We believe that the Solo 401(k) plan structure is a great fit for about 30% of the investors we work with and offer our support. We also enjoy getting to see the successes of those investors who use the IRA LLC.
Some of the benefits to having a Solo 401(k) include being able to borrow money from the plan.
Comparing The 5 Most Popular Solo 401k Providers
The most popular providers of free Solo 401K plans are E-Trade, TD Ameritrade, Fidelity, Vanguard, and Charles Schwab.
If you have over $50,000 in assets with Vanguard, you don’t have to pay annual fees. Additionally, there are plenty of firms that provide commission-free exchange-traded funds, meaning you could invest in your Solo 401k without paying any fees. Vanguard also have a very odd pricing schedule. Although they do not charge a commission for their own products, if you want to purchase stocks or ETFs from other companies, you will be charged $2-$7, depending on the amount of assets you have.
The difficulty in choosing a provider for a solo 401k arises from the many options available.
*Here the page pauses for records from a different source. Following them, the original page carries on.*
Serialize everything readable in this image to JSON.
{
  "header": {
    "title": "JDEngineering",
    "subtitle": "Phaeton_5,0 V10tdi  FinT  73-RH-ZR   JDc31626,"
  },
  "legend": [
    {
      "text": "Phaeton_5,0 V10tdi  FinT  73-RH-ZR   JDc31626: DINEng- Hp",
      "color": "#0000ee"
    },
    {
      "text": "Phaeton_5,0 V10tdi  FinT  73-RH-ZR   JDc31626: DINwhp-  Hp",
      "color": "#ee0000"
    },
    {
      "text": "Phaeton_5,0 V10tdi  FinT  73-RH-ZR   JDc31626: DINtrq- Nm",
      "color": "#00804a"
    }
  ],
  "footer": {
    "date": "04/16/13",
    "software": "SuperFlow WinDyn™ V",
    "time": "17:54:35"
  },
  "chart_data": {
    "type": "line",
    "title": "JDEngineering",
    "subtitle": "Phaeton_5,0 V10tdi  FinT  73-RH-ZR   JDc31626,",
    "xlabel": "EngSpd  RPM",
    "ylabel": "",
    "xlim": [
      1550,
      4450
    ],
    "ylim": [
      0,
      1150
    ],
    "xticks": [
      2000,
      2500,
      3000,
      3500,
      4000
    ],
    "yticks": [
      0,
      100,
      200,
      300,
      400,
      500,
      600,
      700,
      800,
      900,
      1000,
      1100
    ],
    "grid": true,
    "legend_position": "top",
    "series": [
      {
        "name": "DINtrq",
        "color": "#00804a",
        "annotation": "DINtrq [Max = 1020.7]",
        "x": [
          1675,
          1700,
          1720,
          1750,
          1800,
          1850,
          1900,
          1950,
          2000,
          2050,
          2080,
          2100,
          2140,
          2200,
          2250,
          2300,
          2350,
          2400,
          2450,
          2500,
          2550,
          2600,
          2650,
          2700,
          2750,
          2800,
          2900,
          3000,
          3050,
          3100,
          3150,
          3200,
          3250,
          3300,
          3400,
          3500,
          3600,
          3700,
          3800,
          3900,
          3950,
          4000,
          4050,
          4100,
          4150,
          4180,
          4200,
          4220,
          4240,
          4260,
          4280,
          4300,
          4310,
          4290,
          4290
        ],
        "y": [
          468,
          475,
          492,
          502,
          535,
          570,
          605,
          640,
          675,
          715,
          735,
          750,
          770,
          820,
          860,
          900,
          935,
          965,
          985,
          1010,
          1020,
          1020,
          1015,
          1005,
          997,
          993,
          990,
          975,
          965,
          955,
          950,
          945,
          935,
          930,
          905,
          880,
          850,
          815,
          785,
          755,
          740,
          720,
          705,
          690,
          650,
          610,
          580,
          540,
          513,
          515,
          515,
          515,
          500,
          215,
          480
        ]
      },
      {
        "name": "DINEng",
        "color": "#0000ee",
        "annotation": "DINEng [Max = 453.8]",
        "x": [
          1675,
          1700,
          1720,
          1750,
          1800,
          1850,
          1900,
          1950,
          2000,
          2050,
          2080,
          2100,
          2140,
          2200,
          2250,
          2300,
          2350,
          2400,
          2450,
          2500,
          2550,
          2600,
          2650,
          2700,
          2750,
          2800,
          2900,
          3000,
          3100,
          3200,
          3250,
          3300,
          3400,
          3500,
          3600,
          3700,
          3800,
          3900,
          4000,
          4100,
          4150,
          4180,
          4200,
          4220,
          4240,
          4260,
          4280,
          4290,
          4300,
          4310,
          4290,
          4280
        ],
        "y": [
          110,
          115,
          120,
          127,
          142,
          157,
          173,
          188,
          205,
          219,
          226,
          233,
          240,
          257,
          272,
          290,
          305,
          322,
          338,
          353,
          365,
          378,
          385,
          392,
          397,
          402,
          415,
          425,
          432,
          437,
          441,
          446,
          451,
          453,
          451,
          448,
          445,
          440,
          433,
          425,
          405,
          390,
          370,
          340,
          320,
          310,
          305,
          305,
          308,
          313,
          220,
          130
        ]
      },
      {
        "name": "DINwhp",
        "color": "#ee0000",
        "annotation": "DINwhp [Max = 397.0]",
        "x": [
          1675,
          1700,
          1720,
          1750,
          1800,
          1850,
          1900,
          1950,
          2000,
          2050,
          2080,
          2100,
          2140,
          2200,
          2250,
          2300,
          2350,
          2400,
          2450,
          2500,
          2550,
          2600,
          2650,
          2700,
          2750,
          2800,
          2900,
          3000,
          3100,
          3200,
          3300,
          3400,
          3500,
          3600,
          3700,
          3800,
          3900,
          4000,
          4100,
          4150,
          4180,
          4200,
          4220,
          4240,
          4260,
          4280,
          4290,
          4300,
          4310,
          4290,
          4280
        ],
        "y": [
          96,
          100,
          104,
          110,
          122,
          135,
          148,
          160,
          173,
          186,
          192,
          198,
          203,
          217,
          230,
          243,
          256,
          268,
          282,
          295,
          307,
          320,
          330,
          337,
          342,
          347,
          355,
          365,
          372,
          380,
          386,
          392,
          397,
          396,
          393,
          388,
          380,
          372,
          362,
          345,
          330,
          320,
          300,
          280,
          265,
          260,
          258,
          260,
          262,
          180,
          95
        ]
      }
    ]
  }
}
The choice of company depends on what is important to you, as each one has its own strengths and weaknesses. E*TRADE is the best option for people who want extensive options.
If you don’t find any of these options exciting, you can always create your own solo 401k with a third party provider.
Third Party Solo 401k Providers (Non-Prototype)
If you want a more robust solo 401k than the free prototype plans these five firms offer, you need to find a third-party service to create the plan documentation for you.
Some of the common reasons why you’d consider using a third-party service to create your solo 401k documentation:
- You want a choice in brokerage
- You want to invest in alternative assets such as real estate, startups, cryptocurrency, promissory notes, tax liens, precious metals, and more.
- You want checkbook control over your 401k
- None of the prototype providers matches exactly what you’re looking for with options
You can still invest with your favorite firm even if you go with a third-party provider. A solo 401k can be created through a third party, such as Fidelity. Fidelity’s investment choices are not determined by the plan.
How is this possible? Your plan provider creates the documents that govern your 401k plan. After you have selected the documents you want, you can take them to a broker of your choice, such as Fidelity or Schwab, and open a non-prototype account. These accounts hold your equity investments and manage them. They do not handle any of the paperwork associated with your plan. Did you withdraw from your plan? You’re responsible for creating the 1099-R.
preparation of annual plan documents, including any 1099-Rs or the 5500-EZ, with your plan provider
You can use these plans to do a Mega Backdoor Roth IRA. There are lots of companies that say they offer this service.
This isn’t an exhaustive list. In addition to national companies that provide 401k plan documentation, there are usually also local firms that can do this in most areas.
Conclusion
When deciding if a solo 401k is right for your small business, think about what benefits are most important to you. You will need to keep track of your own 401k information if you have one. If you are choosing to self-direct your investment, you may also want to consider a Self-Directed IRA.